Hearing that desire from companies to support teachers and work with them to help students was important, Smith said.

 

The group of teachers Smith was in, all of whom taught middle school or traditional trades such as masonry or welding, heard the same sentiments at McCreary Modern, Sealed Air Corp., which makes plastic packaging items including Bubble Wrap, and Caseworx, which builds cabinets.

 

“The problems we see in schools, an unwillingness to work and not wanting to learn basic skills, is the same thing they’re seeing in their companies,” Smith said. “Neither of us have quite cracked the code, but if we work together it will help.”

 

At Sealed Air, teachers donned bright orange vests, safety glasses and green earplugs to tour the plant where much of Amazon’s shipping packaging is made. On the tour, a printing teacher recognized machinery used to print the Amazon logo on yellow envelopes, Smith said.

 

“He never would have known that without that tour.

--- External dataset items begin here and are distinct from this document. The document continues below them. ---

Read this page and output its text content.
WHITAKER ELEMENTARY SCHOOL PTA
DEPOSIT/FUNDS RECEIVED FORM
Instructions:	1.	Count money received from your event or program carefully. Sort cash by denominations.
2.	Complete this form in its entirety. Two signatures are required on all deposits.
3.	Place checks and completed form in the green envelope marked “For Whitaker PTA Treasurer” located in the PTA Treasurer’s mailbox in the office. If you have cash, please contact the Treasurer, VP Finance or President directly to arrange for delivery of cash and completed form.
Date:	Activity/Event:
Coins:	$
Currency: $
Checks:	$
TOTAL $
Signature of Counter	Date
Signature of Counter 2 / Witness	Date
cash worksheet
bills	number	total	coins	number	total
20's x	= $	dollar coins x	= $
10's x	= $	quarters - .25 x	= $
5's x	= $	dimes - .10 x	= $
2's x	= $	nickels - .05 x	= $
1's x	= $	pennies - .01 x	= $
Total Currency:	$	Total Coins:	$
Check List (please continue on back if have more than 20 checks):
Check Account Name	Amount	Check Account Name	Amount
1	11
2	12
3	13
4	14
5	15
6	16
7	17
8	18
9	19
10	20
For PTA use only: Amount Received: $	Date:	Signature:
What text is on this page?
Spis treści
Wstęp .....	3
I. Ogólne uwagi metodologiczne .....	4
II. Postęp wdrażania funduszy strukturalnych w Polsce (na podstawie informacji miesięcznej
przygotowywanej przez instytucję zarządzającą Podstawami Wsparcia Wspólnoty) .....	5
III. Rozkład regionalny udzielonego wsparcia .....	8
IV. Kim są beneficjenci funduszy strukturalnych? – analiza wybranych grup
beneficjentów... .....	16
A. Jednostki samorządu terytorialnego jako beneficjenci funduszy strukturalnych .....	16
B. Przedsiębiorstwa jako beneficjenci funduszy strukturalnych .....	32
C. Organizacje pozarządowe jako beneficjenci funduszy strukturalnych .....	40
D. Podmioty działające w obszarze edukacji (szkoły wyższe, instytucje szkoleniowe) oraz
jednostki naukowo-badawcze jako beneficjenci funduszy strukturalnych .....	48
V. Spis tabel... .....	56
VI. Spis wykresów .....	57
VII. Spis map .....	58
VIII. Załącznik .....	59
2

Now, he can tell his students about a place that has printing jobs where he never would have realized before,” she said.

 

A second group of teachers, who teach high school business, health sciences and family and consumer sciences, saw some of Caldwell County’s more advanced industry, visiting Exela Pharma Sciences, which manufactures pharmaceuticals and medical equipment; Stallergenes Greer, also a pharmaceuticals manufacturer; Caldwell UNC Health Care; and Bernhardt Furniture’s design department.

 

Wayne Mitchell, a teacher at Gateway School, was in the second group, said the trip gave him an opportunity to see exactly what’s out there for his students, and how they can get there with just a little bit of training beyond their high school diploma.

 

“By visiting local businesses, that makes us more aware of what’s locally available,” Mitchell said. “That gives me the information to push them that direction if that’s what they want to do.”

 

Mitchell said not all students are meant for a four-year degree, which is where he, as a CTE teacher, can step in to help students who want to go right to work. Hired Education gave him specific information he needs to know about the skills employers are looking for, he said.

 

“This was, without a doubt, the most beneficial tour like this I’ve ever been on,” Mitchell said. “This was really good.”